13 January 2014
The comfort in wine and lights
2013 went, leaving me a lonely souvenir as it did.
I ate in silence on New Year's Eve. I wanted to watch the fireworks outside, but couldn't. I had a terrible cough and knew it best for me to stay away from the thick clouds of smoke in the street. I resorted to opening the bottle of Italian Lambrusco I bought earlier that night. Took a gulp. It was good, but not as good as I hoped. Lambrusco, high carbonation. I have to take that in note. I poured glass after glass, but still wasn't able to finish the whole bottle though that was the intention. Somehow I couldn't even get myself to drink.
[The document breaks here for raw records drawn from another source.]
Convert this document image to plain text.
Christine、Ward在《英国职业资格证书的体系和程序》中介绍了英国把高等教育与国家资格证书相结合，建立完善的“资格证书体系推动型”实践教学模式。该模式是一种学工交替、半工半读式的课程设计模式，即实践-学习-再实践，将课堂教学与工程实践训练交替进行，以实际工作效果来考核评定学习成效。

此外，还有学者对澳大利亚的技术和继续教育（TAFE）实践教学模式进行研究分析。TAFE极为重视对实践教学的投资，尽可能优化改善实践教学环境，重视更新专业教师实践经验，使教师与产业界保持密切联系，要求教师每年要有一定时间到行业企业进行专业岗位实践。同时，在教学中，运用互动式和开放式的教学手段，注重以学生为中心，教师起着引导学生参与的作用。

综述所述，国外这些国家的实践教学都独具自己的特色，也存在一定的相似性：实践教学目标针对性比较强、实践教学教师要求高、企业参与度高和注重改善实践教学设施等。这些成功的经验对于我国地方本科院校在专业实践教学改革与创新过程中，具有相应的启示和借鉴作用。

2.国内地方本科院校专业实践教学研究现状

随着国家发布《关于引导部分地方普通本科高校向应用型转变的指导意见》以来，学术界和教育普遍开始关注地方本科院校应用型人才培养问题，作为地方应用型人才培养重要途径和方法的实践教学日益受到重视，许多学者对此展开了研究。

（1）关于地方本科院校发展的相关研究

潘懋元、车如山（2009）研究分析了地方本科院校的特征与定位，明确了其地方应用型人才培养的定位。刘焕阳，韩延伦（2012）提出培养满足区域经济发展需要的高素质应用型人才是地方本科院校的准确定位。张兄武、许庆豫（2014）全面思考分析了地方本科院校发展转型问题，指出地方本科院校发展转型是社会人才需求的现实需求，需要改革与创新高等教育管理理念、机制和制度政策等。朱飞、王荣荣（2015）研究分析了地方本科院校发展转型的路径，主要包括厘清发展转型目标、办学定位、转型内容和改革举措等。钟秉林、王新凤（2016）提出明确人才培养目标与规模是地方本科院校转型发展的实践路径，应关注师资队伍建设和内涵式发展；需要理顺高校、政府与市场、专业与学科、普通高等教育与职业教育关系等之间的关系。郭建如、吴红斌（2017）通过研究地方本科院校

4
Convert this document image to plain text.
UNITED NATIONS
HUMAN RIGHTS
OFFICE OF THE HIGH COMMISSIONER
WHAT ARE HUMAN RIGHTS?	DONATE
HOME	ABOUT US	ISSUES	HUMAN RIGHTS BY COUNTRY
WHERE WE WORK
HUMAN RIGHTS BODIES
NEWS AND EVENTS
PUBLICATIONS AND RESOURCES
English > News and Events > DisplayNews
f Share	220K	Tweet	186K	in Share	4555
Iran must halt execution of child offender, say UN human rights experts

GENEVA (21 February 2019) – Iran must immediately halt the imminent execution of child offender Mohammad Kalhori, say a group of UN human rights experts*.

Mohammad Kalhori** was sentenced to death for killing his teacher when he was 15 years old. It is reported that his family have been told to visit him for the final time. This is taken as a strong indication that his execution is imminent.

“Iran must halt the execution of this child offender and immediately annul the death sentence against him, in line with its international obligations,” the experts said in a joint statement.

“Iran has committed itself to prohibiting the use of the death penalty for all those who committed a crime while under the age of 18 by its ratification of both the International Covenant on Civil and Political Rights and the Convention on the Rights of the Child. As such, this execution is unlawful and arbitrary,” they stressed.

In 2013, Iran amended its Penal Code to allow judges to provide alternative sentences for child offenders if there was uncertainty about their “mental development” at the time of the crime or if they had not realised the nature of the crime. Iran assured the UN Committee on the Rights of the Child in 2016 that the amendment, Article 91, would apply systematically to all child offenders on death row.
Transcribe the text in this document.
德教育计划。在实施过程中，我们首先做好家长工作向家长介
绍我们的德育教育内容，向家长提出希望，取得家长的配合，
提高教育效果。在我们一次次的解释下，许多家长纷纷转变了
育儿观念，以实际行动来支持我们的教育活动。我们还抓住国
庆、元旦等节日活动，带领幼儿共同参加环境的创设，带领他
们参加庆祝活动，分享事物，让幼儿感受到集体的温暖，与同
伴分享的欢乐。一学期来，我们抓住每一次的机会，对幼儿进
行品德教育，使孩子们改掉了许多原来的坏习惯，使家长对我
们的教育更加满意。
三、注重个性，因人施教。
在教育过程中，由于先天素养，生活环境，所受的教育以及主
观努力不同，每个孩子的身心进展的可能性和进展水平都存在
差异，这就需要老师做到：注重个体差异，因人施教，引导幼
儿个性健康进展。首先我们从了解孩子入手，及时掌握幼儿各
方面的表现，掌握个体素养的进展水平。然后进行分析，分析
And then the phone rings. My sister was just checking in and sent her greetings. I got to talk to my niece for a while, which instantly made me feel so much better.
I thought about all my travel plans this year. I was leaving for a big trip in a few weeks. I was a bit anxious, but it was nothing compared to the excitement stirring up inside me. And then I thought about my mom. I often think of her. And I think about all the times I have left her and will leave her. The thought makes me sad, but I simply cannot not go.
Sometimes I think this is why I like to leave. More than the bliss of reaching places, I think it is the feeling of leaving I like most. Those fleeting moments in airports when you are in between what is and what could be. While traveling, everything is passing. You are passing. You move with the seasons, roll with the changes, and nothing is ever permanent. Everything is always fresh, budding, exciting. On the road, you are never left behind. And I live for that feeling.
Perhaps that's why this has been difficult for me.
For the first time, I wasn't the one who left, while I sit here with a constant reminder of what did.